In late October, the Lockheed Martin AMF JTRS team began integration of the small airborne form factor radio with the Longbow Apache. This recent test also was the first time an aircraft program began work on AMF JTRS software defined radio interfaces.

AMF JTRS is expected to be an NSA certifiable Type 1 encrypted, Internet Protocol communications network that is to connect Army, Navy, and Air Force platforms, enabling joint warfighters to share real-time voice, video and data communications.

The Apache is the first targeted delivery platform under Lockheed Martin’s contract.

Mark Norris, vice president of Joint Tactical Network Solutions at Lockheed Martin, said, “the idea here was to get a little smarter on integration related issues for the Apache…to integrate that unit into the Apache’s mission computer, which is a big deal…as well as to the Apache on-board sensors.”

To demonstrate full integration, the AMF JTRS team performed ground checks, and ran operationally relevant functional check flight points to prove the system worked, he said.

For example, test points during the 120-minute flight event in Mesa, Ariz., included collecting data on network and application initialization on the tarmac, operational threads–video and imagery streams, chat and situational awareness–at 500 feet and 5 kilometers; network load evaluation at the same distances, a high speed RF evaluation run from 10 kilometers inbound; close-in video stream capture at 500 feet and 1 kilometer.

“The formal flight testing for AMF JTRS small airborne in the Apache isn’t scheduled until 2013,” Norris said. Now, in 2011, two years ahead of formal testing, the team is learning about what it takes to install the system into the mission computer and sensors and to verify robust data collection.

The recent demonstration was a risk mitigation test point, he said, to ensure low risk formal events in 2013. That also meant running operationally relevant scenarios, so the team knows, for example, what data needs to be collected.

Now, two years in advance of formal events, the system integrated into Apache was a pre-Engineering Manufacturing Development (pre-EDM), or pre-delivery system.

Another step that still must be taken is to add the crypto piece, since the demonstration took place in an unclassified environment. The team will probably re-run the test with crypto in a classified environment before 2013, Norris said.
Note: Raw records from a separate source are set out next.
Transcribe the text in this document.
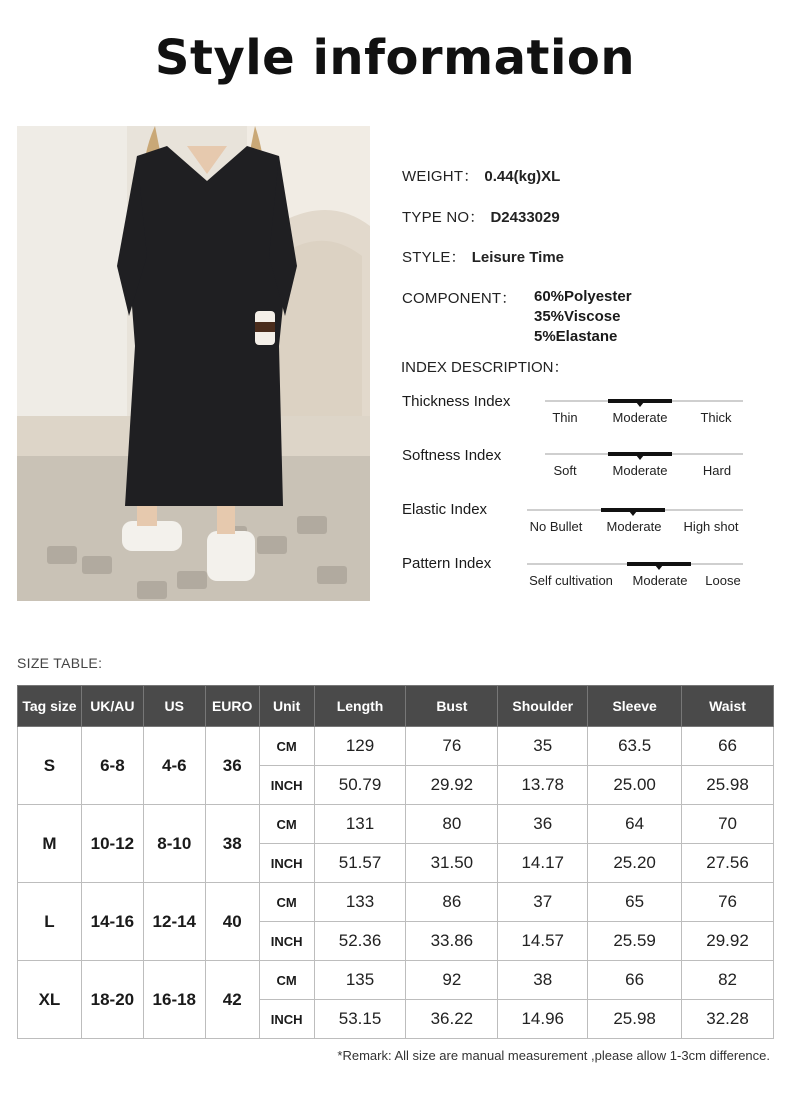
Style information
WEIGHT： 0.44(kg)XL
TYPE NO： D2433029
STYLE： Leisure Time
COMPONENT： 60%Polyester
35%Viscose
5%Elastane
INDEX DESCRIPTION：
Thickness Index
Thin	Moderate	Thick
Softness Index
Soft	Moderate	Hard
Elastic Index
No Bullet Moderate High shot
Pattern Index
Self cultivation Moderate Loose
SIZE TABLE:
Tag size	UK/AU	US	EURO	Unit	Length	Bust	Shoulder	Sleeve	Waist
S	6-8	4-6	36	CM	129	76	35	63.5	66
				INCH	50.79	29.92	13.78	25.00	25.98
M	10-12	8-10	38	CM	131	80	36	64	70
				INCH	51.57	31.50	14.17	25.20	27.56
L	14-16	12-14	40	CM	133	86	37	65	76
				INCH	52.36	33.86	14.57	25.59	29.92
XL	18-20	16-18	42	CM	135	92	38	66	82
				INCH	53.15	36.22	14.96	25.98	32.28
*Remark: All size are manual measurement ,please allow 1-3cm difference.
The team must also achieve a production-ready installation kit, he said. The recent integration,which took only two and a half months, meant the aircraft did not have an A kit- -the hardware and power amp that goes around the radio. Also, the radio was not a production ready unit.

“This information that we gather is useful in helping us understand the maturity of the radio,” Norris said. “It also helps us understand better how we’re going to formally integrate this system in a production environment into Apache Block III.”

The Lockheed Martin AMF JTRS team has a funded time and material contract to work with the Apache community to better understand how to integrate AMF JTRS into AH-64D and understand the Block III timing for all of the key integration events. This provides real time support and helps answer questions as they begin integration planning, Norris said.

“We delivered out of cycle ahead of schedule a pre-EDM unit to the customer and they’ve since turned it over to Boeing Apache to put into their lab to run bench tests,” he said.

“The beauty of this is, is they’ve got a radio now and it’s in their lab and we have a contract with the government to support Boeing as they begin this integration test work in the lab,” Norris said. “All of those lessons learned then are going to feed back into the government and I think will result in some actions to Lockheed Martin through this time and materiel contract to support Boeing as they get their Block III integration.”

The Lockheed Martin AMF JTRS team includes BAE Systems, General Dynamics [GD], Northrop Grumman [NOC] and Raytheon [RTN].